The NEJM correction was appended to the case report in the journal’s online system that Thursday. She received a notification email. She filed it in the regulatory folder.
She picked up the calibration syringe. She ran the next test. The alert fired. She recorded the result.
She drew the calibration syringe from the fixture and held it the way she always did — thumb on the plunger flange, fingers around the barrel, feeling the slight resistance she had learned years ago. The scratched glass was warm from the lab temperature. The new device was on the bench — a revised hardware revision, same algorithm, different sensor configuration. She positioned the syringe at the injection port and pressed the plunger at the rate that produced the standard Wolff-Parkinson-White waveform. The resistance was exactly what she expected. The waveform appeared on the device display. The alert fired — the weighted multi-lead correlation, the one that caught what other devices missed. The FDA audit closure report was in the regulatory archive: “Software Developer of Record: Dr. Grace Kim, FDA-RSE-2021-GK.” Mara was documenting the calibration log. Grace recorded the result. She moved to the next test.

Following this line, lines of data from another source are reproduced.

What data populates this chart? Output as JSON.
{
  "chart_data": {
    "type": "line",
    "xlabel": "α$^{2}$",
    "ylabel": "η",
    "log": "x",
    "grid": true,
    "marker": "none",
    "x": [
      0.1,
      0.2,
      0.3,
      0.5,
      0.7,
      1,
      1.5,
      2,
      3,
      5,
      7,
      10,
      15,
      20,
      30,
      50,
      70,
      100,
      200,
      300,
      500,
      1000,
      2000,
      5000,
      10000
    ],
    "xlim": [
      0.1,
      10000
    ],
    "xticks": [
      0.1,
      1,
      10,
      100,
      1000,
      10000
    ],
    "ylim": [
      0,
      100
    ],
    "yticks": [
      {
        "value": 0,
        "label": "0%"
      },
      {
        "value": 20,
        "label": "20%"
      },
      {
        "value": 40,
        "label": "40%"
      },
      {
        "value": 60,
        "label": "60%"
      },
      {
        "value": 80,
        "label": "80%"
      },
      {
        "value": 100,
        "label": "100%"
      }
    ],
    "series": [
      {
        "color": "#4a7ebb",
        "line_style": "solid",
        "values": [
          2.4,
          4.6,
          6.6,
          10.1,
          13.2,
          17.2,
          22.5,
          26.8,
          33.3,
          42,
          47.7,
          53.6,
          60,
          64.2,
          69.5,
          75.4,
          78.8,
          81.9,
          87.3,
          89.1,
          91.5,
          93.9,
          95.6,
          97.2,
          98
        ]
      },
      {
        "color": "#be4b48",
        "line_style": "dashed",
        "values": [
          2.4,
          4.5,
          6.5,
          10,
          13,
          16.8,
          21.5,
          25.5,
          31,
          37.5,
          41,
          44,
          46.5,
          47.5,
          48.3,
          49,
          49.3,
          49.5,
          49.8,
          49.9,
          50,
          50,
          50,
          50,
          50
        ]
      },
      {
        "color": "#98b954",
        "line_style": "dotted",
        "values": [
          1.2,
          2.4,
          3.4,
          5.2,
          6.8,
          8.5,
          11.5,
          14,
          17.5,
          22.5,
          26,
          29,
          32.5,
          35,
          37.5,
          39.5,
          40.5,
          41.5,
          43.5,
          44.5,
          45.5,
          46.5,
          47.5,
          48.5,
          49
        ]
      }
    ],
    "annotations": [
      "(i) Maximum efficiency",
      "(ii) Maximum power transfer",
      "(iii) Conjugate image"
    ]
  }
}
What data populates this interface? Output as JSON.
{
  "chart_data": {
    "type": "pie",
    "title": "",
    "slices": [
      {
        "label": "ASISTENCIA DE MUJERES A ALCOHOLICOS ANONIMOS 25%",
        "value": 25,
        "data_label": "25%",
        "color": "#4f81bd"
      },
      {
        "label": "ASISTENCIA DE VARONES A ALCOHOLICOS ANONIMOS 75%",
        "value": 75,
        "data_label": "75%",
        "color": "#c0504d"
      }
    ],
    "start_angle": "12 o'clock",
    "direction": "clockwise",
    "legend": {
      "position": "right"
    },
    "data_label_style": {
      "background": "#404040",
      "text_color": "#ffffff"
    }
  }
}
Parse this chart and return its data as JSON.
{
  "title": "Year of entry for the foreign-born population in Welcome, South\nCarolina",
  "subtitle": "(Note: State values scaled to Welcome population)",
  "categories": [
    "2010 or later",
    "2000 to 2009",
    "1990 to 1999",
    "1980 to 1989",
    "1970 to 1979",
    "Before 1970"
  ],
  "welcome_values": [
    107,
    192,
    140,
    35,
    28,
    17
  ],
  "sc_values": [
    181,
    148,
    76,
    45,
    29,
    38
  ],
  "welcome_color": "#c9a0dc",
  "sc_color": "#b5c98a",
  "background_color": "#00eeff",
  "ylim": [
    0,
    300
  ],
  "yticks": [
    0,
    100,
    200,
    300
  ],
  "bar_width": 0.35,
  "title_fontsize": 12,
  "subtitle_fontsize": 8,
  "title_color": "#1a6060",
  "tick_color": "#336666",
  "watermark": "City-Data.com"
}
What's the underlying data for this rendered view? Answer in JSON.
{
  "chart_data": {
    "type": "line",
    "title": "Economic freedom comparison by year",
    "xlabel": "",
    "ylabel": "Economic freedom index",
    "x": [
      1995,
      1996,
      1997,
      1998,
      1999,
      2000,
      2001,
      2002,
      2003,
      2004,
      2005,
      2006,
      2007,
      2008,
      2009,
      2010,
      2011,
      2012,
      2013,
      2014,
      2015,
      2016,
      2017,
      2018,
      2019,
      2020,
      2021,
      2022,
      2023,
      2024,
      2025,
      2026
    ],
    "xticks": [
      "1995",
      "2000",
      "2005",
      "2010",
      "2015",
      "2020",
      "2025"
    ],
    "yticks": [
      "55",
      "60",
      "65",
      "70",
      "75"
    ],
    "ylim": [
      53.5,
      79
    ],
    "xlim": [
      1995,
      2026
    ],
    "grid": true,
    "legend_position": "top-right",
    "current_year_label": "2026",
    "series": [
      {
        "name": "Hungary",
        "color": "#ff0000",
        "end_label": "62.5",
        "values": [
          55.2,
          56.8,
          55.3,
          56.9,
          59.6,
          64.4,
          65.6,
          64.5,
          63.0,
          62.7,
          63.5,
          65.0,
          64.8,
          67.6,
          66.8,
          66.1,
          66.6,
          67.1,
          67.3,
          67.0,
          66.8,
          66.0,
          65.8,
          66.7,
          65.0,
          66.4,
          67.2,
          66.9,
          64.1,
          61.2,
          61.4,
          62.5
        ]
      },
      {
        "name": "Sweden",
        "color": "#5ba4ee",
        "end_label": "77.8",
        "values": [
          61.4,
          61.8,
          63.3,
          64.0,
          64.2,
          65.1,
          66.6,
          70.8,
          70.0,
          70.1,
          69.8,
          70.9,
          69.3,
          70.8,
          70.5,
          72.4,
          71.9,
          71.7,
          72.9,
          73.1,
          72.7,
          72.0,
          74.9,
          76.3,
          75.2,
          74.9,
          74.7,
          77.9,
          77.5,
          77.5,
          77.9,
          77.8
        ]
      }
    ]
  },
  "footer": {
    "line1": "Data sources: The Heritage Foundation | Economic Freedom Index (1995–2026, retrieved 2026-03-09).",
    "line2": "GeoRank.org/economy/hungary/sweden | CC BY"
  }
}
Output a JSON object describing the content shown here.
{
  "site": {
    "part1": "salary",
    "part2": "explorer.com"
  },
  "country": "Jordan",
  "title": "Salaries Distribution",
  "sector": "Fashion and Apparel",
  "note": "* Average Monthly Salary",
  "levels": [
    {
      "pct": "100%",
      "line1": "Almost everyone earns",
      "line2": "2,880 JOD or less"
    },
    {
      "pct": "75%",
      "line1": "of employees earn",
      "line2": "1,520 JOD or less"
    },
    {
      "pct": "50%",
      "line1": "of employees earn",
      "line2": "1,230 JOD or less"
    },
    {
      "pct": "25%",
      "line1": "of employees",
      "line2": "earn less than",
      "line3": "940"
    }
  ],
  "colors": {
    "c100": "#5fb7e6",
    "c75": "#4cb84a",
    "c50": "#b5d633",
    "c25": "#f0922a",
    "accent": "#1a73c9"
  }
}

The new hardware revision had required a recalibration of the lead-weighting parameters — the third recalibration she had done since the original 510(k) clearance. Each recalibration was documented in the DHF, under the same FDA-RSE-2021-GK registration, with the updated validation data. The sensitivity on the new hardware was 95.1%.
She had sent the updated data to Vance that morning.
He had replied: “Excellent. This is the kind of incremental improvement the clinical team needs. Let’s discuss the follow-up study design.”
She had replied: “I’ll have a draft design for your review by Thursday.”
She had the second NEJM paper partially drafted. It was being written differently from the first paper — this one led with the algorithm’s architectural evolution, the progression from 4-lead to 6-lead to the current implementation with the third-generation sensor configuration. The clinical outcomes were the result of that evolution, not the headline.
She was the corresponding author.
The NEJM case report — “Vance Detection Protocol,” sole CMO attribution — had been cited in 14 subsequent cardiology papers. The correction notice was appended to the online version of the original case report. The 14 citing papers referenced the original. They had been published. They would not be corrected. She had the citation count from Google Scholar.
She had stopped checking when it reached 14. She knew the citations existed. She had not opened Google Scholar since.
The follow-up letter — Grace Kim, first author — had been cited in 3 papers in its first month of publication.
She positioned the syringe at the injection port.
The alert fired.
She recorded the result.
The second NEJM paper was submitted at the end of the month.
Grace Kim, corresponding author. Vance was third author, after Mara, who had been the verification witness for 14 months of validation testing. She had asked Vance about the authorship order before submission. He had said: “The right order. You should be corresponding.”
She had submitted it.
The paper led with the algorithm architecture — the first published description of the weighted multi-lead correlation approach, with the mathematical framework of the dynamic calibration. The supplementary material included the full 6-lead weighting algorithm specification. The clinical outcomes section came after the methods.
The paper’s abstract began: “We describe the design and clinical validation of a weighted multi-lead correlation algorithm for intermittent Wolff-Parkinson-White syndrome detection.” The algorithm was the subject. The outcomes were the evidence.
Mara was at the adjacent bench, running the calibration log for the third-generation hardware. The syringe resistance was exactly what Grace expected. The alert fired on each WPW calibration test. 95.1%. The new hardware was performing as designed.
She recorded the result. She moved to the next test. She had a validation protocol to complete before the hardware revision could be submitted for 510(k) clearance.
The clearance would be under FDA-RSE-2021-GK.
The alert fired. She recorded the result.